A structured breastfeeding support programme was implemented in Region Sörmland, Sweden. In order to reach all parents, we offered reflective talks about breastfeeding during regular visits to the midwife at the antenatal clinic and the child healthcare nurse at the child healthcare centre. Parents received breastfeeding support both during the woman's pregnancy and after the infant was born. This support was provided to both first-time and experienced parents and included watching videos about breastfeeding. These videos covered topics such as recognising newborns' signals for breastfeeding and what to do if breastfeeding is challenging. Parents also learned about the benefits of breastfeeding and skin-to-skin contact between parent and infant.
Expectant parents discussed their preferences with healthcare professionals and created a breastfeeding plan, considering their expectations and previous experiences with breastfeeding, as well as the help they desired from each other, relatives, and healthcare professionals. The support also included tips on how the partner could be involved in breastfeeding, such as skin-to-skin contact with the infant, bathing the infant, singing to the infant, or taking the infant for walks.

Results

Both partners in the intervention and control groups felt it was important to be part of the family and that the family's everyday life was well-functioning. Partners who participated in the support programme reported feeling involved and that they cooperated with the mother during the breastfeeding period:

I have taken him out in the pram myself and sit with him a lot. It has been great fun. I have been able to be very involved. There is no difference between us. (Interview IG, Informant 12).
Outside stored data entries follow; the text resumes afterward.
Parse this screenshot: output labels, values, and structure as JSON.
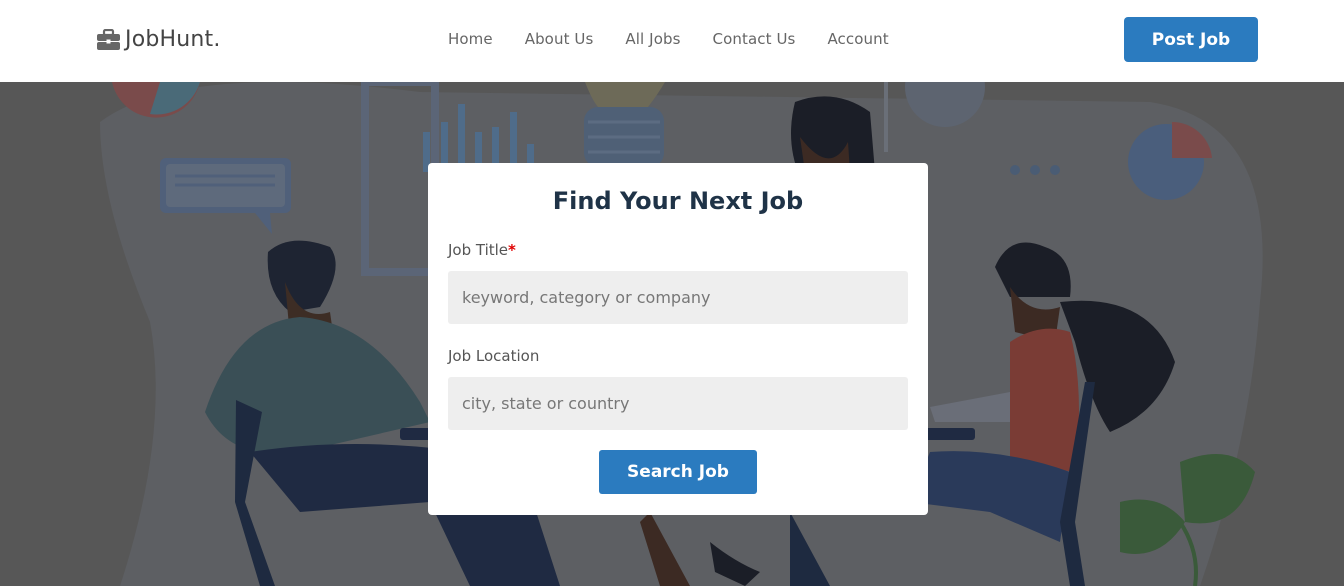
{
  "header": {
    "logo_icon": "briefcase-icon",
    "logo_text": "JobHunt.",
    "nav": [
      {
        "label": "Home"
      },
      {
        "label": "About Us"
      },
      {
        "label": "All Jobs"
      },
      {
        "label": "Contact Us"
      },
      {
        "label": "Account"
      }
    ],
    "post_job_label": "Post Job"
  },
  "search_card": {
    "title": "Find Your Next Job",
    "job_title_label": "Job Title",
    "required_marker": "*",
    "job_title_placeholder": "keyword, category or company",
    "job_location_label": "Job Location",
    "job_location_placeholder": "city, state or country",
    "search_button_label": "Search Job"
  },
  "colors": {
    "accent": "#2b7bbf",
    "overlay": "#555555",
    "required": "#e00000"
  }
}
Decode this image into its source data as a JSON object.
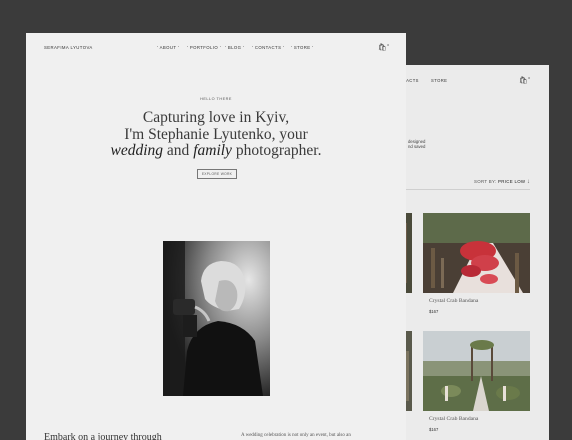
{
  "front": {
    "nav": {
      "brand": "SERAFIMA LYUTOVA",
      "items": [
        "ABOUT",
        "PORTFOLIO",
        "BLOG",
        "CONTACTS",
        "STORE"
      ],
      "cart_count": "0"
    },
    "hero": {
      "eyebrow": "HELLO THERE",
      "line1": "Capturing love in Kyiv,",
      "line2": "I'm Stephanie Lyutenko, your",
      "word_wedding": "wedding",
      "word_and": "and",
      "word_family": "family",
      "word_photographer": "photographer.",
      "cta_label": "EXPLORE WORK"
    },
    "bottom": {
      "left": "Embark on a journey through",
      "right": "A wedding celebration is not only an event, but also an"
    }
  },
  "back": {
    "nav": {
      "item_contacts": "CTACTS",
      "item_store": "STORE",
      "cart_count": "0"
    },
    "description": [
      "designed",
      "nd saved"
    ],
    "sort": {
      "label": "SORT BY:",
      "value": "PRICE LOW"
    },
    "products": [
      {
        "title": "Crystal Crab Bandana",
        "price": "$167"
      },
      {
        "title": "Crystal Crab Bandana",
        "price": "$167"
      }
    ]
  },
  "icons": {
    "cart": "shopping-bag-icon",
    "sort": "sort-arrow-icon"
  }
}
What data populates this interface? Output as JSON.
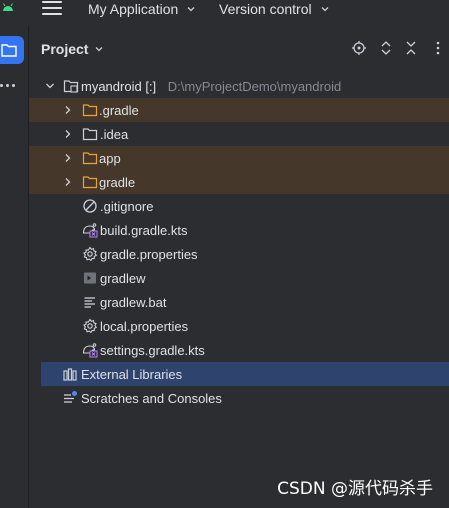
{
  "topbar": {
    "app_menu_label": "My Application",
    "vcs_menu_label": "Version control"
  },
  "panel": {
    "title": "Project"
  },
  "tree": {
    "root": {
      "name": "myandroid",
      "module_marker": "[:]",
      "path": "D:\\myProjectDemo\\myandroid"
    },
    "items": [
      {
        "label": ".gradle",
        "icon": "folder-icon"
      },
      {
        "label": ".idea",
        "icon": "folder-icon"
      },
      {
        "label": "app",
        "icon": "folder-icon"
      },
      {
        "label": "gradle",
        "icon": "folder-icon"
      },
      {
        "label": ".gitignore",
        "icon": "ignore-file-icon"
      },
      {
        "label": "build.gradle.kts",
        "icon": "gradle-kts-icon"
      },
      {
        "label": "gradle.properties",
        "icon": "gear-icon"
      },
      {
        "label": "gradlew",
        "icon": "terminal-icon"
      },
      {
        "label": "gradlew.bat",
        "icon": "text-file-icon"
      },
      {
        "label": "local.properties",
        "icon": "gear-icon"
      },
      {
        "label": "settings.gradle.kts",
        "icon": "gradle-kts-icon"
      }
    ],
    "external_libraries": "External Libraries",
    "scratches": "Scratches and Consoles"
  },
  "watermark": "CSDN @源代码杀手",
  "colors": {
    "background": "#2b2d30",
    "excluded_row": "#45382b",
    "selected_row": "#2e436e",
    "accent": "#3574f0",
    "folder": "#e8a33d"
  }
}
We have been able to... communicate in a good way... you talk so that you are on the same page all the time. But also that you share the practical because it has to work as well. So we have to pump. But that’s not a disadvantage; it’s just that you have to be a little organised.” (Interview IG, Informant 7).
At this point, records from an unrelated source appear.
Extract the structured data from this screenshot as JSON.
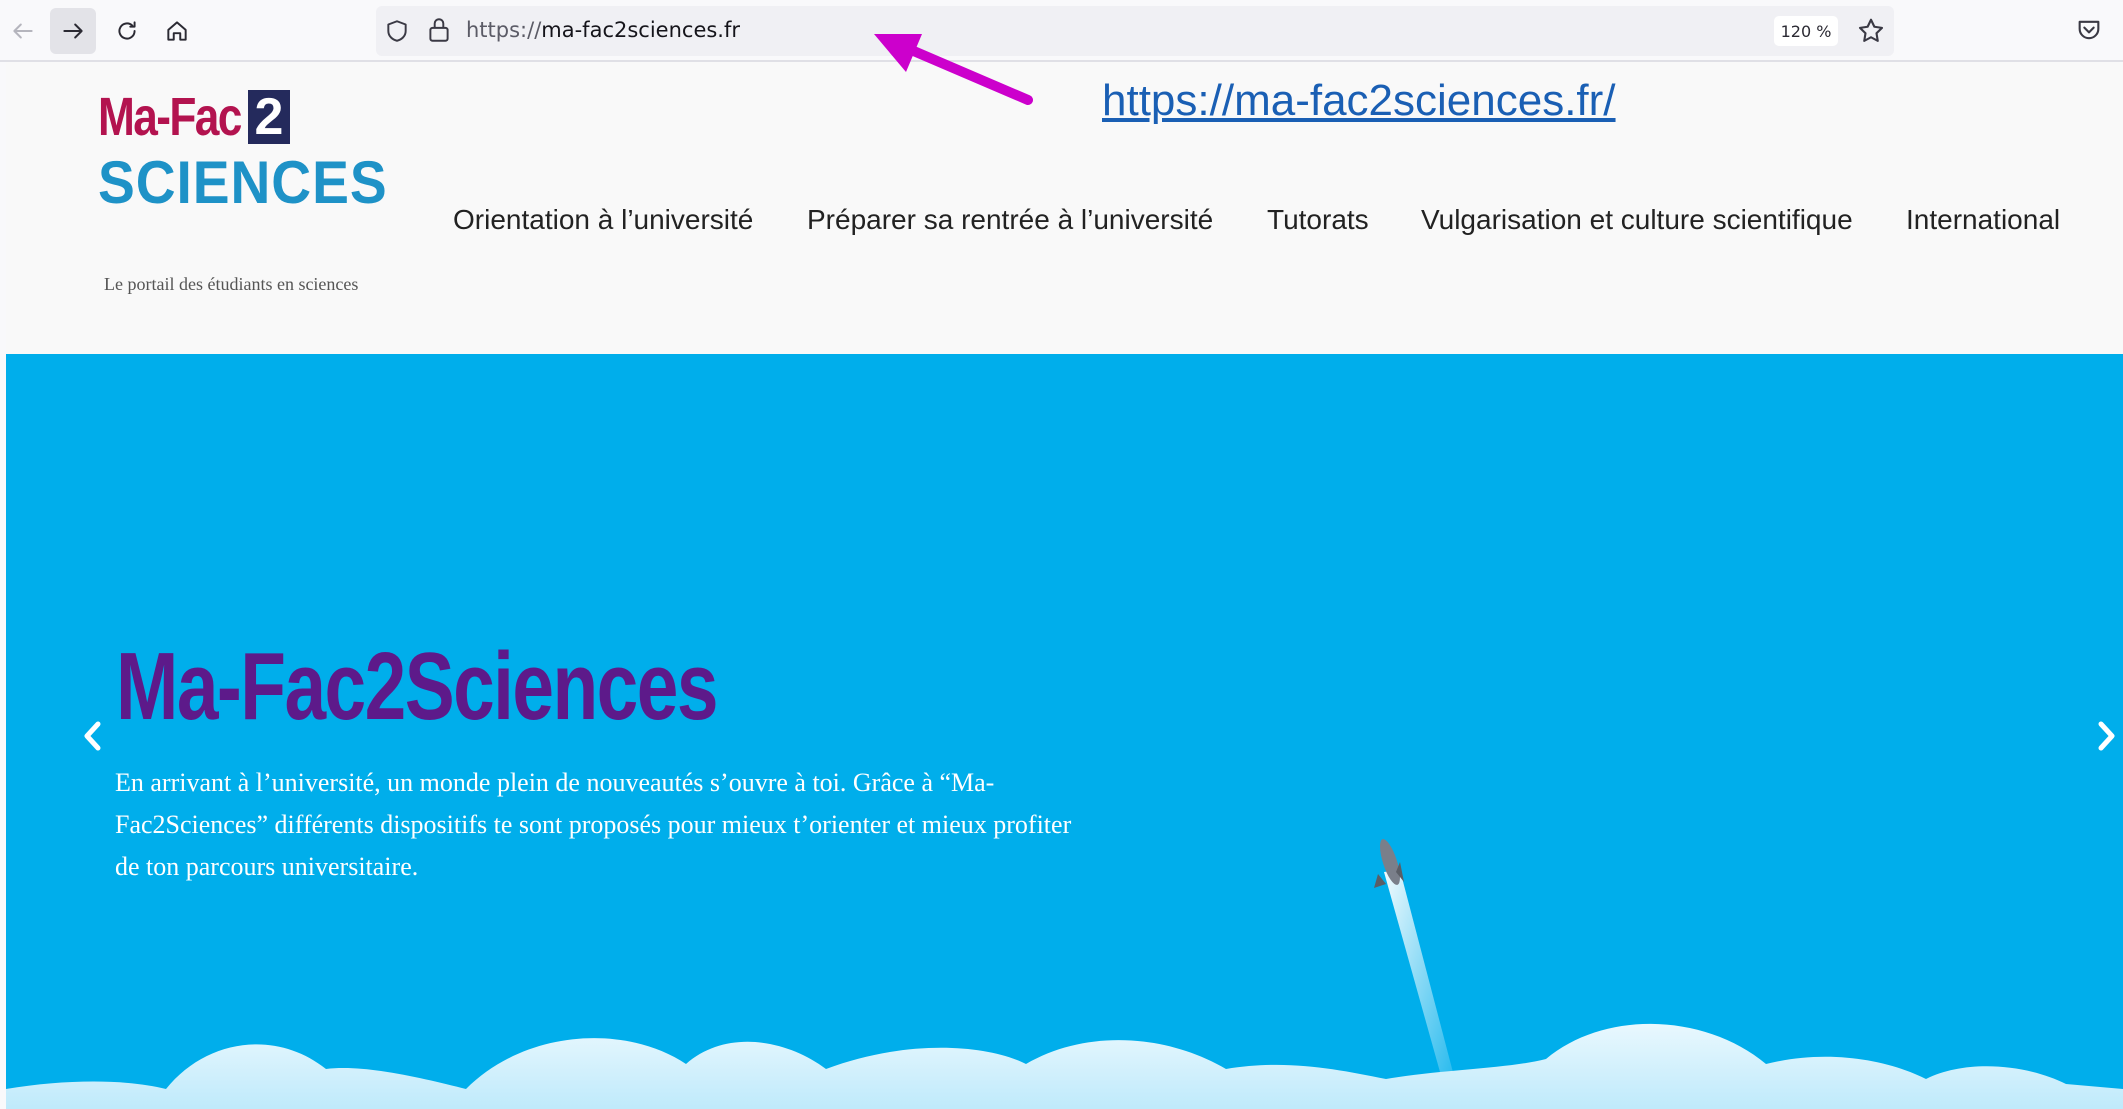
{
  "browser": {
    "url_scheme": "https://",
    "url_host": "ma-fac2sciences.fr",
    "zoom": "120 %"
  },
  "annotation": {
    "link_text": "https://ma-fac2sciences.fr/",
    "arrow_color": "#cc00cc"
  },
  "logo": {
    "line1": "Ma-Fac",
    "badge": "2",
    "line2": "SCIENCES",
    "tagline": "Le portail des étudiants en sciences"
  },
  "nav": {
    "items": [
      "Orientation à l’université",
      "Préparer sa rentrée à l’université",
      "Tutorats",
      "Vulgarisation et culture scientifique",
      "International"
    ]
  },
  "hero": {
    "title": "Ma-Fac2Sciences",
    "text": "En arrivant à l’université, un monde plein de nouveautés s’ouvre à toi. Grâce à “Ma-Fac2Sciences” différents dispositifs te sont proposés pour mieux t’orienter et mieux profiter de ton parcours universitaire.",
    "background_color": "#00aeeb",
    "title_color": "#5d1a8a"
  },
  "icons": {
    "back": "arrow-left-icon",
    "forward": "arrow-right-icon",
    "reload": "reload-icon",
    "home": "home-icon",
    "tracking": "shield-icon",
    "secure": "lock-icon",
    "bookmark": "star-icon",
    "pocket": "pocket-icon",
    "prev": "chevron-left-icon",
    "next": "chevron-right-icon"
  }
}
Partners in the intervention group also described how the support from healthcare professionals made them feel secure:

I think it feels safe to have that guidance, and she has been positive about breastfeeding, our nurse; it has felt good. (Interview IG, Informant 14).

However, partners in the intervention group said it was convenient when both parents could share feedings, since it simplified everyday life. They preferred bottle feeding with breast milk in the first place, but it could be topped up with commercial milk formula  when the breast milk was not enough:

Practically - If there’s a moment when it’s just me at home. We think it’s important that he gets as much breast milk as possible and it’s good that...she has time to pump and that there is...in a bottle. (Interview IG, Informant 7).

Knowledge about the health benefits of breastfeeding helped partners to make informed decisions about whether to give breastfeeding or commercial milk formula to the infant:

As much antibodies as possible. Before, I probably thought that it was just a matter of supplementing with formula. But it doesn’t feel like that anymore, considering that we have come to understand that breast milk contains a lot more than just energy. (Interview IG, Informant 9).

Conclusion

The theme for the World Breastfeeding Week 2024 is Closing the gap: Breastfeeding support for all. It is important for healthcare professionals to offer structured support so that it reaches all parents, which means working with the whole family and having a reflective dialogue about how breastfeeding works. That dialogue has revealed that partners are keen to feed the infant. It's important to involve the partner, to explain how they can be involved without feeding the infant explains the researchers Ingrid Blixt, Eva-Lotta Funkquist and Ove Axelsson.

For single mothers, it is crucial for healthcare professionals to involve other relatives, such as grandparents, in the support programme.